The Madidi National Park and Integrated Management Area are incomparably beautiful natural expanses that provide habitat to some 3,235 documented species of flora and fauna that live in harmony with indigenous tribes that maintain their ancient Amazonian traditions. Madidi´s magnificent landscapes are bordered on one side by the soaring Andes Mountains, cloud forest and trackless lowland jungle.

The Madidi National Park and Integrated Management Area has the greatest biodiversity of any protected area on the planet. El Parque Madidi is located in the northeast of the country in the La Paz department (state) at the feet of the Andes. The park´s altitude varies between 5,600 meters and 180 meters. The park covers an area of 18.900 km2 and beckons to nature and outdoor adventure lovers. The park´s ecoregions include high Andes, humid cloud forest, Amazonian jungle, sweltering tropical swamps, and grasslands.

Madidi hosts an astonishing 867 species of birds, 156 mammals, 84 amphibians, 71 reptiles, 192 species of fish and hides dozens more that are unknown to science. This amazing diversity represents 50% of the vertebrates found in Bolivia.
In Madidi has the most plant species of any park in the world, at current count there are some 1,865 plant species and scientists estimate that around 2,870 exist in the park, representing 27% of the total species found in Bolivia! Scientists have found in Madidi 31 plants that are endemic to the park and 92 that are found only in Bolivia. Scientists have encountered three endemic amphibian species, one reptile, four bird species, one rodent, and two primate species formerly unknown to science. Less than half of the protected area has been explored by scientists and biologists estimate that an additional 700 vertebrate species remain undiscovered inside the park.

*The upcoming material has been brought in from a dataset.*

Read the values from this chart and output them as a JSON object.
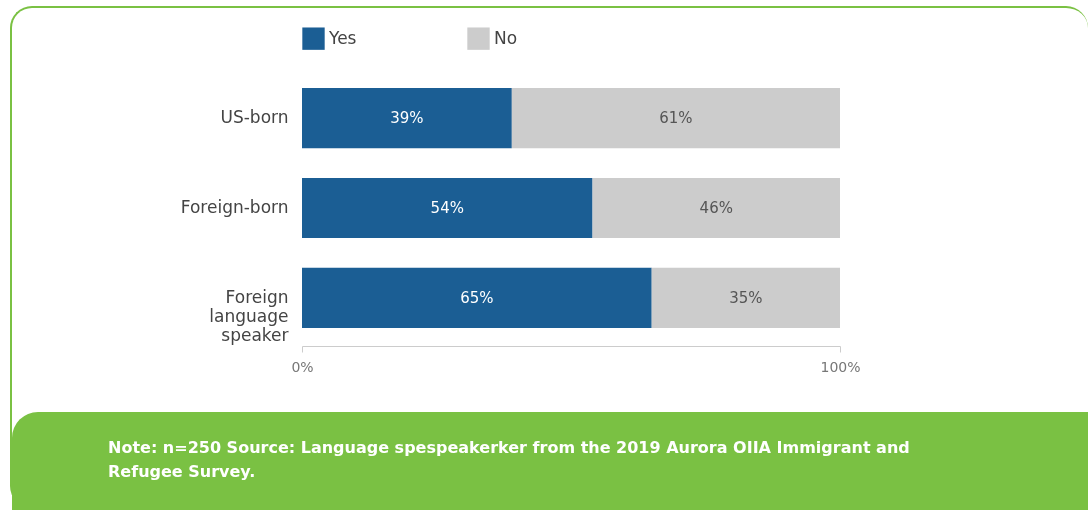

Madidi Park begins 105 Km. north of Rurrenabaque. The entrance to the park is through the town of Santa Ana and then transport is only via river. The park is also home to invading Quechua and Aymara groups from the highlands who are competing with the native lowlands tribes such as the Chamas, Maropas, Chimanes and Tacanas who live in this sector and in the Abel Iturralde province of the La Paz department. These indigenous communities (except the Quechua and Aymara who have come in the last 50 years) have lived in the south and southeast regions of the park for at least 300 years.